No atual contexto do estado do Rio de Janeiro é importante destacar a criação da
Secretaria Estadual de Prevenção à Dependência Química, criação esta que afirma uma
proposta desarticulada das Secretarias de Saúde e Assistência Social e Direitos
Humanos para o desenvolvimento de políticas públicas de cuidado no que tange ao uso
prejudicial de álcool e outras drogas. A nova secretaria será a responsável pela gestão,
por exemplo, dos Centros Regionais de Atendimento a Usuários de Álcool e outras
Drogas (CARE-AD), atualmente exercida pela Secretaria Estadual de Assistência Social e
Direitos Humanos (SEASH/RJ), política pública para cuja execução são conveniadas
entidades filantrópicas caracterizadas por serem Comunidades Terapêuticas.

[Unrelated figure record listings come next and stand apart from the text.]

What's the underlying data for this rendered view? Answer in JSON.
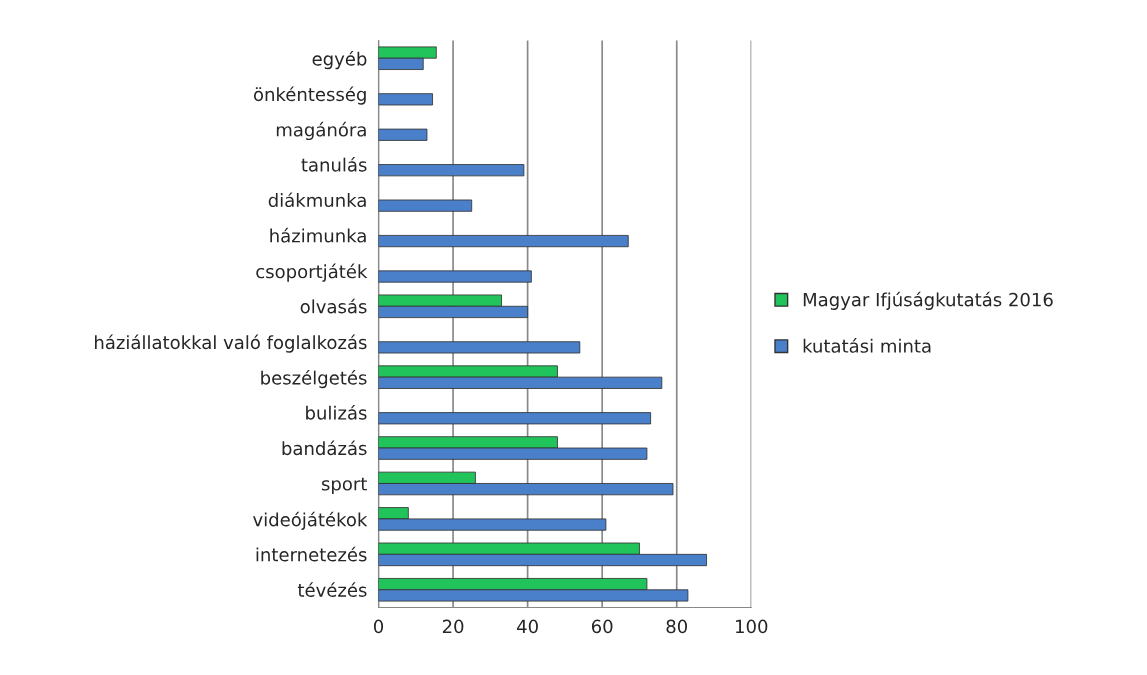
{
  "chart_data": {
    "type": "bar",
    "orientation": "horizontal",
    "categories": [
      "egyéb",
      "önkéntesség",
      "magánóra",
      "tanulás",
      "diákmunka",
      "házimunka",
      "csoportjáték",
      "olvasás",
      "háziállatokkal való foglalkozás",
      "beszélgetés",
      "bulizás",
      "bandázás",
      "sport",
      "videójátékok",
      "internetezés",
      "tévézés"
    ],
    "series": [
      {
        "name": "Magyar Ifjúságkutatás 2016",
        "color": "#21c45a",
        "values": [
          15.5,
          null,
          null,
          null,
          null,
          null,
          null,
          33,
          null,
          48,
          null,
          48,
          26,
          8,
          70,
          72
        ]
      },
      {
        "name": "kutatási minta",
        "color": "#4a7fc9",
        "values": [
          12,
          14.5,
          13,
          39,
          25,
          67,
          41,
          40,
          54,
          76,
          73,
          72,
          79,
          61,
          88,
          83
        ]
      }
    ],
    "xlim": [
      0,
      100
    ],
    "xticks": [
      0,
      20,
      40,
      60,
      80,
      100
    ],
    "grid": "x",
    "legend": "right"
  }
}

A criação
da Secretaria vem acompanhada de um cenário nacional de fortalecimento destas
clínicas a partir de convênios com os estados, como os financiamentos oriundos do
governo federal, como parte do programa “Crack, é possível vencer”, liberando R$ 130
milhões pela Secretaria Nacional de Políticas sobre Drogas (Senad) e R$ 100 milhões
pelo Ministério da Saúde.
O município reforça essa direção da política com a intensificação das medidas de
recolhimento compulsório da população em situação de rua, justificada pelo já referido
“problema do crack”, ou com a proliferação de projetos de leis municipais na Câmara
de Vereadores, como é o caso do PL 1354/2012, de autoria do vereador João Mendes
de Jesus (PRB/RJ). Neste sentido, em 19 de fevereiro deste ano, a prefeitura realizou
uma megaoperação de recolhimento de adultos no Parque União, afirmando pelos
grandes veículos de comunicação que iniciaria a política de internação da população
em situação de rua supostamente em uso problemático de drogas. Cabe assinalar que
seria o início das ações de internação forçada de adultos, já que crianças e
adolescentes são recolhidos das ruas e internados forçadamente, desde 2011.

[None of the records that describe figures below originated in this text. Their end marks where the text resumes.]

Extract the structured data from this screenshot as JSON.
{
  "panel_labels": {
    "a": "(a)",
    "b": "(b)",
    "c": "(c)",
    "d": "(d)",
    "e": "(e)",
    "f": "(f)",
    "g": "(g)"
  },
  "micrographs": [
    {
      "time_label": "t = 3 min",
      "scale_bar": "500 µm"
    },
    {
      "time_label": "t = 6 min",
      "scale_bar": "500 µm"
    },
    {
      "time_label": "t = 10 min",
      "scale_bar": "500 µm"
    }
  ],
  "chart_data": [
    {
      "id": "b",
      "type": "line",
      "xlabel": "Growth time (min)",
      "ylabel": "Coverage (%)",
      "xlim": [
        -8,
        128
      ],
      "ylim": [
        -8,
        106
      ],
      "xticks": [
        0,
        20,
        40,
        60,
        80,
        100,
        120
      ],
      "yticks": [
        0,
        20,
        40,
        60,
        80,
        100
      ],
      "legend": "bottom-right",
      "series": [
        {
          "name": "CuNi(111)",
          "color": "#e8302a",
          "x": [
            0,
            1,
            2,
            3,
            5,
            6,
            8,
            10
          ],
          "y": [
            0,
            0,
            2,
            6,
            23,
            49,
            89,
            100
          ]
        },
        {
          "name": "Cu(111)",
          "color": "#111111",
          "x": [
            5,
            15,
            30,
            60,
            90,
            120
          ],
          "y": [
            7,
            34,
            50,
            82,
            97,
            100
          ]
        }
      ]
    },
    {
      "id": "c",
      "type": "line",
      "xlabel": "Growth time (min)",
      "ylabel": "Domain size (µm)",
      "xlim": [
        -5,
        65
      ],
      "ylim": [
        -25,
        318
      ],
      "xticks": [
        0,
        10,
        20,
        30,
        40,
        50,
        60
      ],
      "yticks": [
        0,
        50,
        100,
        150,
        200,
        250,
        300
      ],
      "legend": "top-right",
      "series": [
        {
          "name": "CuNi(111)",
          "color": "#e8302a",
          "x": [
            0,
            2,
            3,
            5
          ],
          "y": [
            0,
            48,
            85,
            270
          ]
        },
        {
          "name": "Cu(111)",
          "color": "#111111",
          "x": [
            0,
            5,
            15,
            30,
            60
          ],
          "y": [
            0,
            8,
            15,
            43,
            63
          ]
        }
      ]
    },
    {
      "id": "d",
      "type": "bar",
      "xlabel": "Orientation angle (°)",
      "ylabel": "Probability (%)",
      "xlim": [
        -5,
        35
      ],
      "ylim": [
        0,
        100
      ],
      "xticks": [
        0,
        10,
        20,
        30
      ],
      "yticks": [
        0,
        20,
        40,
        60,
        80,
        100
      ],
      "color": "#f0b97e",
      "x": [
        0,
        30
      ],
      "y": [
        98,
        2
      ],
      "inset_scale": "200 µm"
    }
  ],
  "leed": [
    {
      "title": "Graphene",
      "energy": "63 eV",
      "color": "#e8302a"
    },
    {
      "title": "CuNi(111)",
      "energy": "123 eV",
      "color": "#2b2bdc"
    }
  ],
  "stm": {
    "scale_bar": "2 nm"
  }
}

A intensa mobilização social gerada a partir das ações da prefeitura a
redirecionaram, entretanto, obrigou a um certo recuo na direção que vinha sendo
dada às políticas com relação às drogas, especialmente o crack. Foi criada uma nova
Superintendência de Saúde Mental no âmbito da Secretaria Municipal de Saúde e
apresentado um Plano Municipal de Atendimento a Usuários de Álcool e Outras
Drogas, prevendo a expansão da rede CAPS e Unidades de Acolhimento, entre outras
6
medidas nos marcos da Reforma Psiquiátrica.

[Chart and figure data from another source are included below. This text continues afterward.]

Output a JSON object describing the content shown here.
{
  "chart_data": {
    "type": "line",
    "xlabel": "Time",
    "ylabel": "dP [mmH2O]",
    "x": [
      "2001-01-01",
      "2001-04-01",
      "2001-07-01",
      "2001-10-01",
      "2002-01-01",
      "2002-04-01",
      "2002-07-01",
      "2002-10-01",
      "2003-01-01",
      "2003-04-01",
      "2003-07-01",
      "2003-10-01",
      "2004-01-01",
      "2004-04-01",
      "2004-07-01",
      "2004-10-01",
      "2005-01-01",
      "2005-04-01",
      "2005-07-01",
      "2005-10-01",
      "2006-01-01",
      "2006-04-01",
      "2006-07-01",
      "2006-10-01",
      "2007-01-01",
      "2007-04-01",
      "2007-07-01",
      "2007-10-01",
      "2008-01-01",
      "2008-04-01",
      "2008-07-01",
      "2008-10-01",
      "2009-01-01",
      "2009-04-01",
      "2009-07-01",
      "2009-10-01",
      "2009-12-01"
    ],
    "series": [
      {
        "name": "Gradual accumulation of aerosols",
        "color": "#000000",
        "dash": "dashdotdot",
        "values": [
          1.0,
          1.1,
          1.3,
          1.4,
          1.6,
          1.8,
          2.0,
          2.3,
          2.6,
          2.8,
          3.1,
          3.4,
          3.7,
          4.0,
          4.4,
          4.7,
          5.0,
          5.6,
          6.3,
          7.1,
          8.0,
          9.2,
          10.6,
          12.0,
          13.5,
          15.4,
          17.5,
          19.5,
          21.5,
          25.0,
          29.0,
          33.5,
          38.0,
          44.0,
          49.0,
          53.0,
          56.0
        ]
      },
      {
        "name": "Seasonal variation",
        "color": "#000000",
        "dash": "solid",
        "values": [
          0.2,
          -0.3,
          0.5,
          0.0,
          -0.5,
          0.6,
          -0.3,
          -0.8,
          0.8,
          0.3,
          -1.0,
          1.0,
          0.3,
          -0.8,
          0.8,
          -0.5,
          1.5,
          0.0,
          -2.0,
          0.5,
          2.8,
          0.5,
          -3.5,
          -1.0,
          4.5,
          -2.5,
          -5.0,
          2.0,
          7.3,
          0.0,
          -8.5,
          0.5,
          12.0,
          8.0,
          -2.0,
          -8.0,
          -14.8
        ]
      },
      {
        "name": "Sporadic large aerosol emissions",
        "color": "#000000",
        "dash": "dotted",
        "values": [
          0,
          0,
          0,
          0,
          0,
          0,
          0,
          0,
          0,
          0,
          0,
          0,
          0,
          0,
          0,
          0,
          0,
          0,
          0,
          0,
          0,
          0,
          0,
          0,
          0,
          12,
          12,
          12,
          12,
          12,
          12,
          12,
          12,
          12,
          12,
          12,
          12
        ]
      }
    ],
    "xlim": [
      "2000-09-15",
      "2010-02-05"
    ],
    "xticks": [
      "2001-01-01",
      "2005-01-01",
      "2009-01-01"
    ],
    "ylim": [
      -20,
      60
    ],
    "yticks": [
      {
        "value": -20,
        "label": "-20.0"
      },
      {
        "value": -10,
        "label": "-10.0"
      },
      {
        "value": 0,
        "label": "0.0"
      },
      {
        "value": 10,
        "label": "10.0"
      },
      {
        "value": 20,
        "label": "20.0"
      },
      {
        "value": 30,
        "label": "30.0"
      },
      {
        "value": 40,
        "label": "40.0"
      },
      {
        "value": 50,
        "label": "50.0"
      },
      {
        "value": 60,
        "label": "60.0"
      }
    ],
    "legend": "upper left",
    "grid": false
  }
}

Vale destacar que é recorrente o discurso de que as Comunidades Terapêuticas
desenvolveram-se “no vácuo do Estado”, diante da suposta ausência de respostas para
os problemas decorrentes do uso de drogas. Cabe questionar, no entanto, o motivo de
tal ausência, uma vez que as políticas públicas de saúde mental formuladas nos marcos
da Reforma Psiquiátrica há tempos desenvolveram propostas de atenção aos usuários
de álcool e outras drogas1. Tais propostas, contudo, muito pouco foram implementadas
ao longo dos últimos anos e a execução dessas políticas através das referidas
instituições não pode ser considerada como concretização da obrigação do Estado em
implementar uma rede efetiva que substitua as internações como primeira opção.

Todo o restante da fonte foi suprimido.